Atualizado: há 2 dias




A desonestidade está relacionada à baixa autoestima. A falta de empatia, o narcisismo, fascismo, a psicopatia e até o nacionalismo estão relacionados à baixa autoestima. A violência é também resultado de autoestima baixa.


Vários experimentos feitos com jovens e adultos nos EUA e Reino Unido levaram os pesquisadores a essa conclusão: a autoestima também molda o sujeito. Nas pesquisas, voluntários separados em grupos e submetidos a situações de tensão tinham soluções distintas para os mesmos problemas.


Perceberam que os mais fracos escondiam informações, manipulavam, mentiam e culpavam os outros. Os mais seguros de si encaravam os problemas, aceitavam as consequências e até admitiam erros. Os fracos jamais admitiam, mesmo com todas as evidências.


É difícil e complexo localizar a origem da autoestima baixa, mas desconfia-se que está na infância. São vários fatores que desencadeiam esse “distúrbio” desde rejeição à violência doméstica. A rejeição começa na gestação, na gravidez indesejada por vários fatores dentre eles despreparo, acidente ou a violência do estupro.

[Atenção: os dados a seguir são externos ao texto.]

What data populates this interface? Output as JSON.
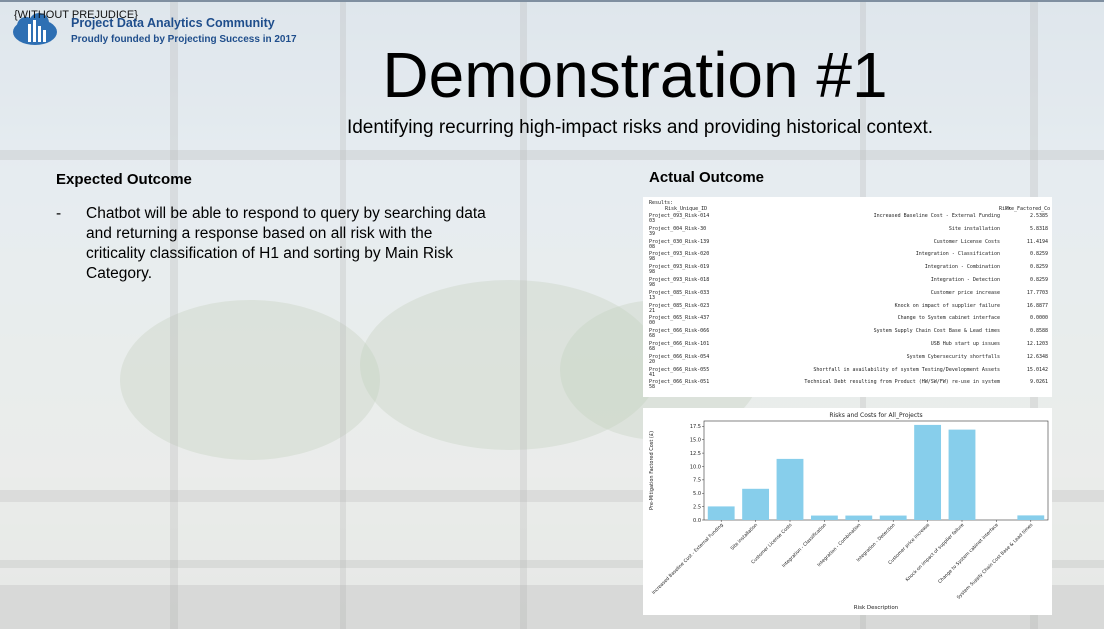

Crianças rejeitadas passam a vida buscando a mãe. Crescem e viram fundamentalistas religiosos, machistas, manipuladores e ultimamente entre nós, bolsonaristas. Defendem pautas baseadas em um desejo atávico de vingança. A mensagem interna, a voz que sussurra no fundo da mente é “se eu não tenho, ninguém terá”.


EXÉRCITO DE REJEITADOS


O mundo está sob epidemia de baixa autoestima. No Brasil é quase pandemia. O congresso nacional é um verdadeiro laboratório de animais com baixa autoestima. Têm se proliferado a cada legislatura. Surgem como baratas e agora descobriram que podem ocupar todo o poder. Para isso precisam ampliar seus quadros estimulando o nascimento e ascensão de iguais. Um exército de rejeitados.


Autoestima baixa não significa baixa inteligência, astúcia e pouca capacidade de trabalho. Ao contrário, sobram astúcia e capacidade de gerar conflitos, uma das prerrogativas dessa espécie. Onde tem guerra tem autoestima baixa no meio. Pode observar no seu entorno e mesmo na família, os mais raivosos, astuciosos, vingativos, mentirosos e conservadores têm questões com autoestima. Não falha.

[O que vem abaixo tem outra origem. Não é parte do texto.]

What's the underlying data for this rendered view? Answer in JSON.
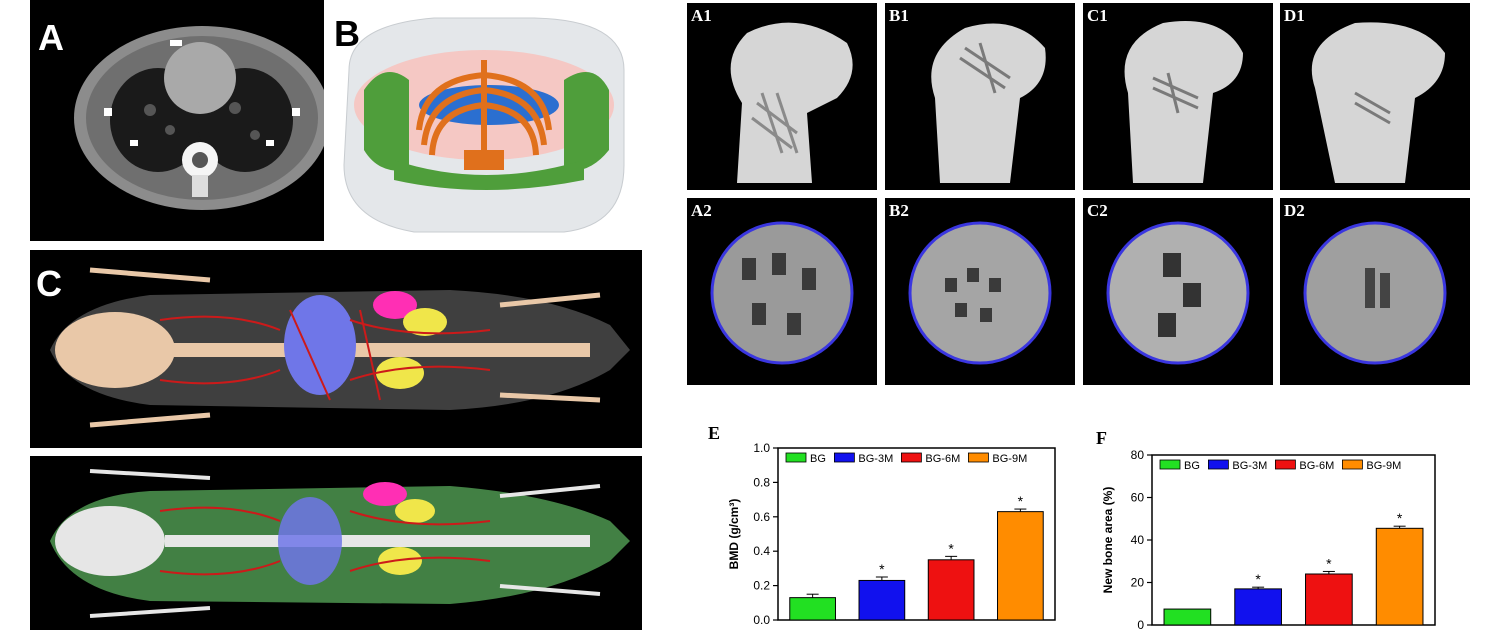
{
  "panels": {
    "a": "A",
    "b": "B",
    "c": "C",
    "femur": [
      "A1",
      "B1",
      "C1",
      "D1"
    ],
    "cross": [
      "A2",
      "B2",
      "C2",
      "D2"
    ]
  },
  "colors": {
    "BG": "#22e022",
    "BG-3M": "#1111ee",
    "BG-6M": "#ee1111",
    "BG-9M": "#ff8c00"
  },
  "chart_data": [
    {
      "type": "bar",
      "title": "E",
      "xlabel": "",
      "ylabel": "BMD (g/cm³)",
      "ylim": [
        0,
        1.0
      ],
      "yticks": [
        "0.0",
        "0.2",
        "0.4",
        "0.6",
        "0.8",
        "1.0"
      ],
      "categories": [
        "BG",
        "BG-3M",
        "BG-6M",
        "BG-9M"
      ],
      "values": [
        0.13,
        0.23,
        0.35,
        0.63
      ],
      "errors": [
        0.02,
        0.02,
        0.02,
        0.015
      ],
      "significance": [
        "",
        "*",
        "*",
        "*"
      ],
      "legend": [
        "BG",
        "BG-3M",
        "BG-6M",
        "BG-9M"
      ],
      "legend_position": "top"
    },
    {
      "type": "bar",
      "title": "F",
      "xlabel": "",
      "ylabel": "New bone area (%)",
      "ylim": [
        0,
        80
      ],
      "yticks": [
        "0",
        "20",
        "40",
        "60",
        "80"
      ],
      "categories": [
        "BG",
        "BG-3M",
        "BG-6M",
        "BG-9M"
      ],
      "values": [
        7.5,
        17,
        24,
        45.5
      ],
      "errors": [
        0,
        0.8,
        1.2,
        1.0
      ],
      "significance": [
        "",
        "*",
        "*",
        "*"
      ],
      "legend": [
        "BG",
        "BG-3M",
        "BG-6M",
        "BG-9M"
      ],
      "legend_position": "top"
    }
  ]
}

Eles odeiam a alegria. Preferem a euforia, festejam a doença, têm pânico de perder espaço para a felicidade. Como não conseguem nada com as vibrações do bem estar, têm orgasmos com tudo que ameaça a tranquilidade. Liberam e expõem armas de grosso calibre, estimulam o consumo de venenos, negam a ciência e criam leis que levam ao pânico. O prazer é inenarrável.

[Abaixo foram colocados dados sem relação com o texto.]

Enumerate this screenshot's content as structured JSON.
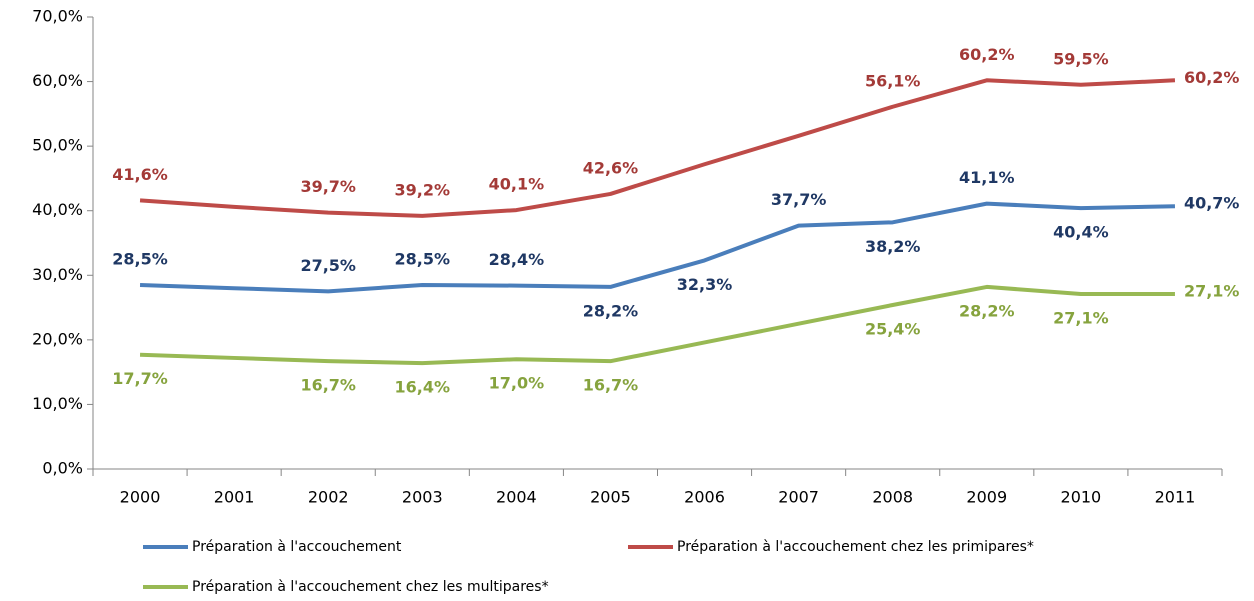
{
  "chart_data": {
    "type": "line",
    "categories": [
      "2000",
      "2001",
      "2002",
      "2003",
      "2004",
      "2005",
      "2006",
      "2007",
      "2008",
      "2009",
      "2010",
      "2011"
    ],
    "series": [
      {
        "name": "Préparation à l'accouchement",
        "color": "#4a7ebb",
        "label_color": "#1f3864",
        "values": [
          28.5,
          28.0,
          27.5,
          28.5,
          28.4,
          28.2,
          32.3,
          37.7,
          38.2,
          41.1,
          40.4,
          40.7
        ],
        "value_labels": [
          "28,5%",
          null,
          "27,5%",
          "28,5%",
          "28,4%",
          "28,2%",
          "32,3%",
          "37,7%",
          "38,2%",
          "41,1%",
          "40,4%",
          "40,7%"
        ]
      },
      {
        "name": "Préparation à l'accouchement chez les primipares*",
        "color": "#be4b48",
        "label_color": "#a33a37",
        "values": [
          41.6,
          40.6,
          39.7,
          39.2,
          40.1,
          42.6,
          47.2,
          51.6,
          56.1,
          60.2,
          59.5,
          60.2
        ],
        "value_labels": [
          "41,6%",
          null,
          "39,7%",
          "39,2%",
          "40,1%",
          "42,6%",
          null,
          null,
          "56,1%",
          "60,2%",
          "59,5%",
          "60,2%"
        ]
      },
      {
        "name": "Préparation à l'accouchement chez les multipares*",
        "color": "#98b954",
        "label_color": "#86a33e",
        "values": [
          17.7,
          17.2,
          16.7,
          16.4,
          17.0,
          16.7,
          19.6,
          22.5,
          25.4,
          28.2,
          27.1,
          27.1
        ],
        "value_labels": [
          "17,7%",
          null,
          "16,7%",
          "16,4%",
          "17,0%",
          "16,7%",
          null,
          null,
          "25,4%",
          "28,2%",
          "27,1%",
          "27,1%"
        ]
      }
    ],
    "ylim": [
      0,
      70
    ],
    "yticks": [
      {
        "value": 0,
        "label": "0,0%"
      },
      {
        "value": 10,
        "label": "10,0%"
      },
      {
        "value": 20,
        "label": "20,0%"
      },
      {
        "value": 30,
        "label": "30,0%"
      },
      {
        "value": 40,
        "label": "40,0%"
      },
      {
        "value": 50,
        "label": "50,0%"
      },
      {
        "value": 60,
        "label": "60,0%"
      },
      {
        "value": 70,
        "label": "70,0%"
      }
    ],
    "grid": false,
    "legend": "bottom"
  }
}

O projeto de lei 1904 é um desses suprassumos da baixa autoestima, do exército de rejeitados que ocupa o parlamento do país. Mais do que prazer em punir mulheres, as mães, eles precisam garantir a preservação e proliferação da própria espécie.


Só não contavam com a reação. Enquanto agiam nos subterfúgios, nas falcatruas transformadas em memes e manipuladas pela imprensa, o país da autoestima elevada condescendia. Mas agora mexeram com um símbolo que desde cedo eu aprendi ser imexível.


Mexeram com a mãe, com as mães, com todas as mulheres. Mexeram errado. Eles de novo vão conhecer o poder avassalador da autoestima elevada. Ela é tão perigosa que é capaz, até, de pacificar o mundo.